Writers and editors have become obsessed with comment tallies (even if many don’t deign to read the comments themselves), which have become a favored, albeit unreliable, barometer for determining editorial success and tapping into the political zeitgeist.

“I’ve seen great blog posts and great articles that get zero comments, and some of it is the writing,” says LATimes.com Executive Editor Meredith Artley. “I also see people try way too hard to get comments. I think it’s nice to engage at every turn but the number of comments you get on a story and blog post isn’t everything. We have to tell a lot of new bloggers that here. They get upset after a month or two that they are only getting a handful of comments a day.”

Good-bye, Google Bomb, Washington Post.

So why haven't bloggers stopped trying to game the system? Work-arounds may be one reason. So might the increasingly sophisticated nature of today's Google bombs -- what Open Left's Chris Bowers calls a "2.0 version of the Googlebomb" -- where the goal is to influence the search rank of a slew of negative news articles about a politician rather than tie his name to a keyword.

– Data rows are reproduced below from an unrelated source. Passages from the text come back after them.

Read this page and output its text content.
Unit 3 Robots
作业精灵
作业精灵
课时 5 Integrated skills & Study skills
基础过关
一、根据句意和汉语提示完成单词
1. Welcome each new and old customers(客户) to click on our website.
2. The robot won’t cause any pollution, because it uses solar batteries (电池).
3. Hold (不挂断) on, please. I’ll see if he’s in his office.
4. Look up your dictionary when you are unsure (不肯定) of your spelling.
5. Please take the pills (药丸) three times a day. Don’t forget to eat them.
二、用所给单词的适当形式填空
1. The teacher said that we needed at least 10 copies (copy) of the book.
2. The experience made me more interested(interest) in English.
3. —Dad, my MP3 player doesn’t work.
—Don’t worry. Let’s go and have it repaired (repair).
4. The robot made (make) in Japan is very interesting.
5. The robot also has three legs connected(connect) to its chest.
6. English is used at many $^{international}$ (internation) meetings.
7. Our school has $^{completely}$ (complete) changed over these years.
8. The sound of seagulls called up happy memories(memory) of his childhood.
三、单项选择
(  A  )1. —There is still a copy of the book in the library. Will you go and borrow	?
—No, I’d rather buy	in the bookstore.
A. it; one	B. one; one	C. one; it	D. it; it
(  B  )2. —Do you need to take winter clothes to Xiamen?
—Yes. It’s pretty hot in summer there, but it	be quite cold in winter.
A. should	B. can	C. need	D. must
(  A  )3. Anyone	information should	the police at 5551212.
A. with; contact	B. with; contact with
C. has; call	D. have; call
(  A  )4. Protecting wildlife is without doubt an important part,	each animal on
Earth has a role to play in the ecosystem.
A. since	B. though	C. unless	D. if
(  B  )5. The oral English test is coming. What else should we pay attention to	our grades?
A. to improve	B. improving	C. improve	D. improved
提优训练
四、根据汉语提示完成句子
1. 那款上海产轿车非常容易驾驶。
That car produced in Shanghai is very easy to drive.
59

Klau said that he's "not aware of any [successful] Google bombs or equivalents over the past year" -- but the new efforts aren't Google bombs, per se.

GOP losing the new-media war, Politico.

While conservatives are devoting much of their Internet energy to analysis, their counterparts on the left are taking advantage of the rise of new media to create new institutions devoted to unearthing stories, putting new information into circulation and generally crowding the space traditionally taken by traditional media. And it almost always comes at the expense of GOP politicians.

While online Republicans chase the allure of punditry and commentary, Democrats and progressives are pursuing old-fashioned shoe-leather reporting, in a fashion reminiscent of 2004. Back then, the Drudge Report and other lesser-known conservative portals played a key role in defining John Kerry and pushing back against criticism of George W. Bush, such as when conservative bloggers debunked documents purportedly related to the president’s Air National Guard service.